Jefferies rates Nice a “Hold”. Samana notes that the stock is cheap in terms of the p/e ratio and free cash flow, but says that growth will have to accelerate again or the return on equity will have to rise substantially for the company’s market value to improve.
“Nice is traded at a low multiple versus other SaaS companies, it has plenty of cash, it’s a market leader, and is still growing in the high double digits,” Vastchenok says. “There aren’t many similar SaaS companies. The company is doing good work, the CEO previously managed a division at SAP with 30,000 employees (Nice has 8,700, S. H-W.), and he comes with relevant background and experience. In the end, I, as an analyst, look at the numbers. If Nice is growing faster than Five9 even though the latter is smaller and would be expected to grow faster, it’s a sign that Nice is taking market share because it has a competitive advantage.”
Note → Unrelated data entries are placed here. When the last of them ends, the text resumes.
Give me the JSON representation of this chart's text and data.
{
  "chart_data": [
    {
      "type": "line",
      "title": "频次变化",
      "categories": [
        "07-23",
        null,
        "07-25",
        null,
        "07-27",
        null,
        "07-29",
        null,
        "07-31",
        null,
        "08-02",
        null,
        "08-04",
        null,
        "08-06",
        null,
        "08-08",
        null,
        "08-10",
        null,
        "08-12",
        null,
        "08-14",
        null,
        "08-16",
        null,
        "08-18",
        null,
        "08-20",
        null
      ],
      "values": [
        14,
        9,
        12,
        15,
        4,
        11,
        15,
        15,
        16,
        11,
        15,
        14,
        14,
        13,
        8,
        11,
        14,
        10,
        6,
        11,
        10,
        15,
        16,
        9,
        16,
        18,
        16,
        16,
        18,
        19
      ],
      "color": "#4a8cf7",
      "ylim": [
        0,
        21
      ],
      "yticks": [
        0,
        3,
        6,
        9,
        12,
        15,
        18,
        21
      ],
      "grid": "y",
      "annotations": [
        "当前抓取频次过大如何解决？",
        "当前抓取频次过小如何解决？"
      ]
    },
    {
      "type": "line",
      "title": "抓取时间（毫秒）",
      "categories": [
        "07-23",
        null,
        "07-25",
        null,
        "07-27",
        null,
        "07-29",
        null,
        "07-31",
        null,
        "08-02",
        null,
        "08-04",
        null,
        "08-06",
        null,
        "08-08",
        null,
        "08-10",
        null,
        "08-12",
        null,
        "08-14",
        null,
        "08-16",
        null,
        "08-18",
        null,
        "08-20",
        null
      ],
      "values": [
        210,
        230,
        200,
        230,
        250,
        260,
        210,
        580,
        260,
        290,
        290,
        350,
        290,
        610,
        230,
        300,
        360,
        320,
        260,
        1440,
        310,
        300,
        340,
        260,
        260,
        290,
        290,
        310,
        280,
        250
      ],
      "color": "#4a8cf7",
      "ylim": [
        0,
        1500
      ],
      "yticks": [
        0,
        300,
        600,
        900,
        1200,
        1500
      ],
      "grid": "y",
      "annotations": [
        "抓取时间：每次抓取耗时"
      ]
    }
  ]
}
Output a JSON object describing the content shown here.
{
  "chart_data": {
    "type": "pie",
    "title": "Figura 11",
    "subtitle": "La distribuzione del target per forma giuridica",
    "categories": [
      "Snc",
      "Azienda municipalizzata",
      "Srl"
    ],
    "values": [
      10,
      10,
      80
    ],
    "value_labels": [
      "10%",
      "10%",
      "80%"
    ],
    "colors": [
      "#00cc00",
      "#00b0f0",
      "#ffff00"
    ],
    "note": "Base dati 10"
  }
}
Vastchenok does hedge by saying that it is not clear how long it will take for Nice’s share price to recover, but he points out that in the recent wave of falls because of the US tariffs, Nice fell less than most. “The things weighing on Nice are fully expressed in the price. The 2025 guidance was lower than expected; the company apparently prefers to keep expectations low in order to spring positive surprises.”
Oppenheimer rates Nice “Market perform”, like other companies in its field, but Vastchenok says, “Nice has proved itself as a high quality company, in market leadership, cash flow, financial strength, and growth. Companies like that are capable of coming through a crisis and emerging stronger.”
Published by Globes, Israel business news – en.globes.co.il – on May 11, 2025.